Staples took 17,200 square feet.
Then over the following years came Michaels, Old Navy, Marshalls, Petco, Dollar Tree, Rite Aid, Famous Footwear, and eventually Five Below, with Olive Garden, Chili's, Baja Fresh, and Chuck E. Cheese on the restaurant pads.
Roughly 443,500 leasable square feet when the redevelopment was fully built out. About 49 store spaces.
Not a mall anymore but a place where people bought discount clothes and craft supplies and pet food and groceries. More durable into the 2000s than the enclosed-mall model had been.
Ralphs held the grocery anchor until 2015, when it closed. Vallarta Supermarkets opened in August 2015 in that same space, serving a heavily Latino trade area, and became the center's new daily-needs core.

The Corner Coming Apart
Burlington Coat Factory closed in 2024.
It had been in the old Hinshaw's building since the 1990s rebuild, about twenty-five years in walls that had also held Hinshaw's and before that Shopping Bag, a building whose retail life reached back to 1953.
After Burlington, the space went vacant. Then Rubi's, a local restaurant that had run at the Quad for 29 years, lost its lease and closed April 18, 2025.
Staples was left as the last business operating on that corner of Whittier Boulevard and Laurel Avenue.
In May 2025 Rite Aid added its 8508 Painter Avenue location, at the Quad, to a bankruptcy filing covering 151 store closures across ten states.

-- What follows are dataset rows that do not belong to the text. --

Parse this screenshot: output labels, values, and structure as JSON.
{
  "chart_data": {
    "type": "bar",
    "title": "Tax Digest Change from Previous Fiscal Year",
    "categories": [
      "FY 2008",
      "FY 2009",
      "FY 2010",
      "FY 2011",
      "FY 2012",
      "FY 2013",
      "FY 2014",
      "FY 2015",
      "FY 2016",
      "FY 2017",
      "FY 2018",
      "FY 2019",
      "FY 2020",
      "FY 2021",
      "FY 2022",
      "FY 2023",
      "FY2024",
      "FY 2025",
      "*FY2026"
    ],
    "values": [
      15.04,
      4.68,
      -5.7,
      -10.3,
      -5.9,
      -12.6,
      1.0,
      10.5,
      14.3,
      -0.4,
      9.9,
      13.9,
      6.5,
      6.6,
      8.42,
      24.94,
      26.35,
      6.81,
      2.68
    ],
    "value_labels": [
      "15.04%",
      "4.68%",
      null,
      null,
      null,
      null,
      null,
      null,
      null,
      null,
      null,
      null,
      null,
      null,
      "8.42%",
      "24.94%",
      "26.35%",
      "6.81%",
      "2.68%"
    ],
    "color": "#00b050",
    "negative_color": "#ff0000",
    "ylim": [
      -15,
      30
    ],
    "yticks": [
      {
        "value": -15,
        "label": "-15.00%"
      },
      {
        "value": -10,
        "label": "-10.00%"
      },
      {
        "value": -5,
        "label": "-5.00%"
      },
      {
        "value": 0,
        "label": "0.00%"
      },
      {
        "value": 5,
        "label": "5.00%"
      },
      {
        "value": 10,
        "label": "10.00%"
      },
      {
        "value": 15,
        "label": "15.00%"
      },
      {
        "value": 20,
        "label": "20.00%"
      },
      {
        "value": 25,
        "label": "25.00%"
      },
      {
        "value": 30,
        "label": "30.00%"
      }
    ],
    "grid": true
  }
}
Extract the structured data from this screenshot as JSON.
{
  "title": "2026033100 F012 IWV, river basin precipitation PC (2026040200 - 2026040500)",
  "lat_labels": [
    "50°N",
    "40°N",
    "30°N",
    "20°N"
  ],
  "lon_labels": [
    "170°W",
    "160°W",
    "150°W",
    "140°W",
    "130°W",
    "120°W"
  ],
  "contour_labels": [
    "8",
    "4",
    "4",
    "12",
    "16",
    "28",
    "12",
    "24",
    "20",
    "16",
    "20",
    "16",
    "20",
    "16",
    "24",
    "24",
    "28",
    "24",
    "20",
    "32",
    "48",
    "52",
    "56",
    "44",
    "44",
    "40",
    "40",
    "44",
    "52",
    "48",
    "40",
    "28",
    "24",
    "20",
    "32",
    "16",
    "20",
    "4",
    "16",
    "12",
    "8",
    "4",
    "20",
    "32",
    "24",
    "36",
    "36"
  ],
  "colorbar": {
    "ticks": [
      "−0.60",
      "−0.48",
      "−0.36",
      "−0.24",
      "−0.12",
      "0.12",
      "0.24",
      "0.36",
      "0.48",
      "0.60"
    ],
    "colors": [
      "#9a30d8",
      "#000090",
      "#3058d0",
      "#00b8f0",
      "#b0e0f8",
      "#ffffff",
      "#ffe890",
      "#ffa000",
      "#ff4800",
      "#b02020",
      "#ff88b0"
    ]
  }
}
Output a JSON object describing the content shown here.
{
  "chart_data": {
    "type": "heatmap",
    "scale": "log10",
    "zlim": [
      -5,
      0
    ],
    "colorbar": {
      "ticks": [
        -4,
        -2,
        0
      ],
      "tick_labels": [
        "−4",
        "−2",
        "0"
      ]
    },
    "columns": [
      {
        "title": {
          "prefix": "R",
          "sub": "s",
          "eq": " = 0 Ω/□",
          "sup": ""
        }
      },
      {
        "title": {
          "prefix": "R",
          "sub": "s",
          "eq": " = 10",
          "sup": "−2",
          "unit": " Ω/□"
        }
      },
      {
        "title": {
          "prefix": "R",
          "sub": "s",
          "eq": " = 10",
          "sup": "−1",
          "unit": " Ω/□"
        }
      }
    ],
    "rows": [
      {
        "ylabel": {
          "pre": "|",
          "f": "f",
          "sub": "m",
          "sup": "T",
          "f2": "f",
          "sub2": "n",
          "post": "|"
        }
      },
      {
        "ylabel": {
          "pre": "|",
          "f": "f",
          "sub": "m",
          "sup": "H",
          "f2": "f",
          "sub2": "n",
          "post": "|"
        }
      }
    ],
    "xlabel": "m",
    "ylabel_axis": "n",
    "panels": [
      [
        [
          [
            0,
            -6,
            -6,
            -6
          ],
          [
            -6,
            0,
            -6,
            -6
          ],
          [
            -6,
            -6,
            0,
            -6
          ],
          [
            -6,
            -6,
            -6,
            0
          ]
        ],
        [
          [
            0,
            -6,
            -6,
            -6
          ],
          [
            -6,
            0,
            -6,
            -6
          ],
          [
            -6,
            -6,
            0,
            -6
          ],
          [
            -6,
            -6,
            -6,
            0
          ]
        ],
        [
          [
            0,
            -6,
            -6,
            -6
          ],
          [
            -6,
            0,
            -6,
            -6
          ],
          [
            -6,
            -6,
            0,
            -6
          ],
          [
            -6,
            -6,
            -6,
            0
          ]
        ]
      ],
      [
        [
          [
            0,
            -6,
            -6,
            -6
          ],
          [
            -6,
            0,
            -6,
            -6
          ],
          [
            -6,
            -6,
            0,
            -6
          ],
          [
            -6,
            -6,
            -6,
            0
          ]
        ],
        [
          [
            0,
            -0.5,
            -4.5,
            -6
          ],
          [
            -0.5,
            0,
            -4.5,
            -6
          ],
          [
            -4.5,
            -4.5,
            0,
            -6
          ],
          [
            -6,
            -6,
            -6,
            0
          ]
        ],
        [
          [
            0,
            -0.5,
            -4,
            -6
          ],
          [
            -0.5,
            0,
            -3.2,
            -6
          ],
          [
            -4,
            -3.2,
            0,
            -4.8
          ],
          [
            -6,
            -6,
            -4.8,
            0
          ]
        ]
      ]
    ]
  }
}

Brixton Capital announced January 28, 2026 that it had acquired The Quad at Whittier for $100 million. Nine buildings, 314,600 square feet, 25.4 acres, 95.6% occupied at closing.
Major tenants in the acquisition materials: Vallarta, Marshalls, Ross, T.J. Maxx, Dollar Tree, Petco, Michaels, Five Below, Burlington.
Burlington was still listed despite the local closure reports, which tells you something about how real estate materials and local reality don't always sync.
Plans announced in February 2026: common-area upgrades, outdoor improvements, a push toward food-and-beverage tenants.
Available spaces started at 706 square feet, with 15,178 square feet total available and a maximum contiguous block of 11,565.
What the City Wants to Do with It
Whittier's 2021-2029 Housing Element put the Quad on a list it probably didn't expect to end up on: major mixed-use opportunity site.
The full property is 30.8 acres across nine parcels. Conservative housing estimate at 30 units per acre is 739 units. At 60 units per acre under MU-3 zoning the number approaches 1,500.
The southeast corner is the most specific target, 3.3 acres near an underused parking structure, flagged in a previous planning cycle for 79 lower-income units, where the city described owner interest in converting commercial space to housing.
Less than a mile away, Five Points has been identified as a future transit-oriented node tied to the Metro Eastside Corridor Phase 2 planning process.
By 2022 Whittier was holding People Mover stakeholder meetings as part of a local circulator study that would connect Uptown, Whittier College, PIH Health, and the Quad.
No construction timeline confirmed. None of it built yet.
Still There
Vallarta is open. Ross is open. The parking fields fill up.
The name Quad is still on the storefronts though the four-sided open-air concourse it referred to was enclosed fifty years ago and demolished thirty-five years ago.
Holland House Cafeteria is gone. The Trolley Stop inside Hinshaw's is gone. The Terrace Room inside May Company is gone. Kusel's Poultry is gone.
See's Candies is gone from this location, anyway. The three-level parking garage that collapsed in 1987 is a surface lot now.
The Hinshaw's building is still standing, holding whatever tenant cycle brings next, after Burlington left its walls empty in 2024.
Rubi's ran 29 years in that center and then it didn't, and Staples was the last one on that corner.
What the Quad does in 2026, groceries, discount clothes, pet food, household basics for a dense suburban trade area near two freeways, is not so different from what Shopping Bag and Hinshaw's were doing for southeast Whittier on those two March mornings in 1953.
The building around it has been built and enclosed and demolished and rebuilt. The function turned out to be the durable part.